Comment transmettre la chorégraphie d’un ballet dont il y a peu de traces écrites de son auteur ? Par oral, « de génération en génération » de danseurs, et avec l’appui de la vidéo, répondent répétiteurs et interprètes de Casse-Noisette, œuvre majeure du répertoire classique, dansée à Paris ce mois-ci.
« Tu mets ton énergie presqu’un peu trop devant », « ta direction, elle est là ! ». En cet après-midi de fin novembre, Élisabeth Maurin, professeure du ballet à l’Opéra de Paris et répétitrice sur ce ballet, conseille deux étoiles, Myriam Ould-Braham et Germain Louvet, qui travaillent « le grand pas de deux », dans un studio du Palais Garnier. Dans une autre salle, c’est le corps de ballet, en tutu, qui s’entraîne à La Danse des flocons, sous l’œil attentif de Sabrina Mallem, maîtresse du ballet.
La première de ce classique féérique, qui raconte l’histoire d’une petite fille, Clara, recevant un jouet qui se transforme en prince, a lieu à Paris lundi (les représentations de vendredi et dimanche sont annulées, conséquence d’un mouvement de grève d’une partie du personnel au moment des dernières répétitions). Le ballet est donné jusqu’au 1er janvier.
Conçu en Russie au XIXe siècle par les chorégraphes Marius Petipa et Lev Ivanov, sur une musique de Tchaïkovski, Casse-Noisette est régulièrement dansé, en France et ailleurs, dans sa version créée en 1985 à l’Opéra de Paris par Rudolf Noureev, alors directeur du ballet (1983-1989).

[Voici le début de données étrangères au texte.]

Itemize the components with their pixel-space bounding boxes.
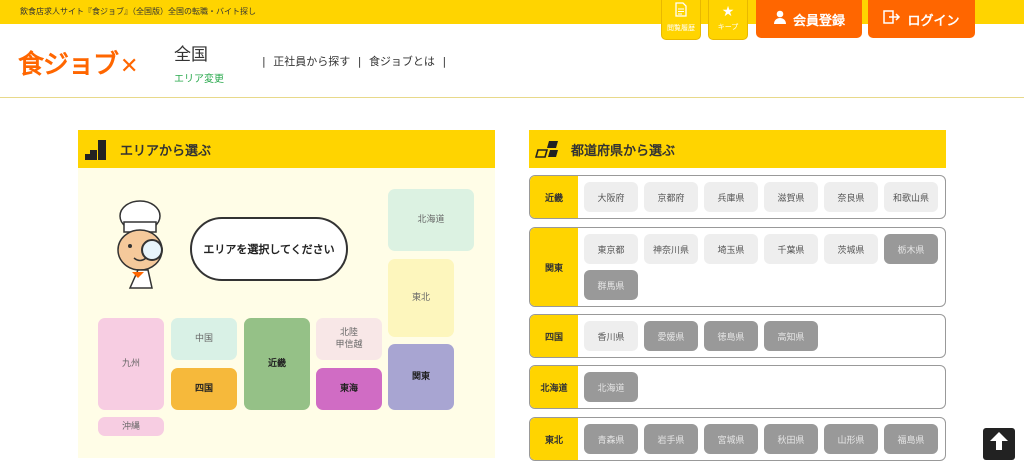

Pourtant, « il n’y a pas d’écrit » de sa main de la chorégraphie, affirme à l’AFP Charles Jude, ancien danseur étoile, chargé de la partie artistique de la Fondation Noureev. Tout au plus « quelques traces sur des dessins, qui indiquent surtout l’architecture de sa chorégraphie, mais il n’y a pas les pas ».
Une transmission de maître à élève
« On a une pratique assez unique », celle de « la transmission orale », explique Élisabeth Maurin, entre deux répétitions. Cette ancienne danseuse de l’institution, qui a décroché son titre d’étoile en 1988 sur ce ballet précisément, fait partie de la « génération Noureev ».
« Je me base sur ce que j’ai reçu, sur le fait de l’avoir travaillé avec les maîtres de ballet nommés à la création » et de l’avoir dansé pendant « une quinzaine d’années », ajoute-t-elle.
À son tour, Myriam Ould-Braham bénéficie de son coaching « oral et physique » pour interpréter Clara, le rôle-titre, qu’elle a déjà dansé en 2009. « C’est un cadeau de l’avoir en studio pour nous transmettre tout son savoir », témoigne-t-elle, alors que la chorégraphie de ce ballet peut paraître « complexe », avec « beaucoup de pas, sur peu de musique ».
« Cette transmission passe aussi par toutes les sensations et visions artistiques qui ont été emmagasinées par les interprètes et nous sont redonnées », estime pour sa part Germain Louvet, qui joue l’oncle Drosselmeyer et le prince.
Sabrina Mallem, engagée dans la compagnie en 1998, n’a pas connu Noureev, mais a appris aux côtés d’un danseur étoile l’ayant côtoyé. De lui, elle a retenu ce qui fait, selon elle, le « style Noureev »: « des ports de bras très arrondis, des positions très précises, des placements impeccables », entre autres.
La vidéo comme outil de travail
C’est « une transmission de génération en génération », qui lui a permis d’acquérir une « mémoire physique » des ballets travaillés.
Pour les danseurs comme les répétiteurs, s’ajoute un outil : la vidéo. L’Opéra dispose de nombreuses archives audiovisuelles. Élisabeth Maurin en visionne pour parfaire sa préparation. Sabrina Mallem étudie les versions en « plans serrés », mais aussi en « plans larges ».
Placements des danseurs, comptage des temps d’une séquence musicale, etc., tout est ensuite consigné dans ses notes. « Je n’ai jamais essayé de changer quoi que ce soit, surtout pas. Une pirouette reste une pirouette, un échappé reste un échappé », dit-elle.
La Fondation veille également : « à chaque fois qu’un ballet de Noureev se remonte à travers le monde, je fais attention à retrouver les personnes les plus adéquates pour remonter l’œuvre et j’y vais moi-même de temps en temps », explique Charles Jude.
Pour autant, « on n’est pas un musée, on travaille aussi avec l’interprète qu’on a en face de soi », souligne É lisabeth Maurin. « La chorégraphie est une chose, l’interprétation, c’est encore autre chose », abonde Sabrina Mallem. Chaque danseur a « sa technique » et « sa sensibilité ».